Я рухнула на песок и заплакала навзрыд, выкрикивая всю душевную боль от острого разочарования. Ее становилось слишком много, чтобы рассчитывать на малейший контроль. Это было, несомненно, выше моих сил. После моих криков в ушах еще раздавался слабый звон. Мне было так больно, как никогда в своей жизни. Из меня будто уходила сама жизнь и все светлое, что существовало с ней. Паника, растерянность, безвыходность, ненависть, гнев… Эти эмоции прожигали мою душу до тла. Мне следовало закрыться глубоко в себе, чтобы не проявить подобный негатив вовне и не причинить кому-либо вреда, от которого я могла бы хоть немного успокоиться. Вопрос в том, кто мог расплатиться за то, что меня переполняло, и когда: кто-то, кто окажется не в том месте и не в то время, либо же сама я. Так или иначе, любая из позиций была деструктивна.

Из-за леса, куда скрылся Киннера, я безотрывно проследила за поднявшимся в потемневшее небо аэромобилем и стала выжидать момента, когда чары, наложившие на меня какой-то опытной ведьмой, перестанут действовать. С каждым проходящем временем словно уходила вся позитивная часть меня. Пустота пускала корни глубоко в мое сердце. Я была жалка даже для самой себя, ненавидела за собственное бессилие, карала за то, что вела себя не соответствующе, раз столкнулась с такой ситуацией. Я умоляла всех богов мира избавить меня от этого страшного проклятия, которое беспощадно навлекала на себя за безмерную любовь к тому, кого считала идеальным. Только позже я осознала, что острота этой боли показывала мне не силу любви, а силу моей зависимости, с которой мне пришлось иметь дело после. Правдив был тот, кто считал, что чем сильнее разрастается страсть, тем более печальным предвиден ее конец.

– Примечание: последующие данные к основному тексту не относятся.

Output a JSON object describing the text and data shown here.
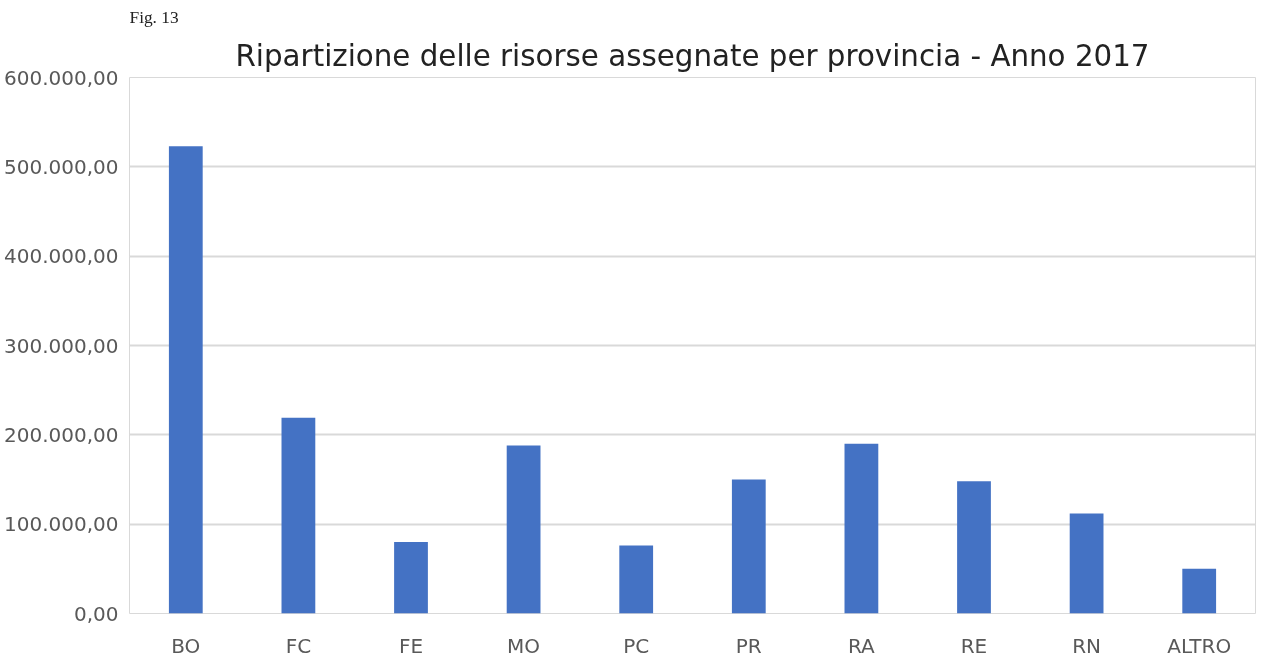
{
  "chart_data": {
    "type": "bar",
    "title": "Ripartizione delle risorse assegnate per provincia - Anno 2017",
    "annotations": [
      "Fig. 13"
    ],
    "categories": [
      "BO",
      "FC",
      "FE",
      "MO",
      "PC",
      "PR",
      "RA",
      "RE",
      "RN",
      "ALTRO"
    ],
    "values": [
      523000,
      219000,
      80000,
      188000,
      76000,
      150000,
      190000,
      148000,
      112000,
      50000
    ],
    "color": "#4472c4",
    "ylim": [
      0,
      600000
    ],
    "yticks": [
      {
        "value": 0,
        "label": "0,00"
      },
      {
        "value": 100000,
        "label": "100.000,00"
      },
      {
        "value": 200000,
        "label": "200.000,00"
      },
      {
        "value": 300000,
        "label": "300.000,00"
      },
      {
        "value": 400000,
        "label": "400.000,00"
      },
      {
        "value": 500000,
        "label": "500.000,00"
      },
      {
        "value": 600000,
        "label": "600.000,00"
      }
    ],
    "grid": "y"
  }
}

Через несколько минут желанно пошел дождь. Я глядела в рябившие белые строки падающей с неба благодати, щекочуще чувствуя ее на своей коже. Ясная улыбка воссияла на моей лице от того, что я вновь воспринимала присутствие элементали, заявившей о себе через помрачневшее видение. Твердо поднявшись на ноги, я ступила за пределы постепенно затухавшего кольцевого костра и попыталась «увидеть» файра в том аэромобиле сквозь всякое пространство. До меня четко проецировалось опасение лейта, словно я разделяла то, что чувствовал он тогда: сильное сердцебиение, частое дыхание, потливость, суетливость в движении…

Я была права. Это его летательное судно поднималось в высь. Мне удавалось осязать на своей коже даже саму скорость движения аэромобиля и то, как же холодно было снаружи на высоте птичьего полета. Ярость и обида представляли мне огромное разнообразие того, чем я могла ответить файру на такой поступок. Я истошно закричала, что было мочи, ясно представляя, как его аэромобиль отклоняется от курса. Прояснившиеся в сознании жестокость и безжалостность достигли своего пика, чтобы позабыть о каком-либо милосердии. В какой-то момент я испугала сама себя. Меня обдало неприятным фриссоном, вынудив физически среагировать на это. Я живо рухнула на потвердевших песок и попыталась прогнать из головы все, что высвобождала во мне элементаль, крепко сжимала в ладонях мокрые песчинки, всячески концентрируясь на желании скрыться от проливного дождя. Раздирающие меня эмоции бились через край. Я то и делала, что просто продолжала отчаянно плакать и прижиматься к охладевшему песку. Казалось, шум дождевых капель, неподвластно бившихся об озерную поверхность, приглушали мой безутешный эмоциональный разлад от всех, кто мог застать такую картину.

– Анна, вставай, – пронесся до меня непоколебимый голос директрисы.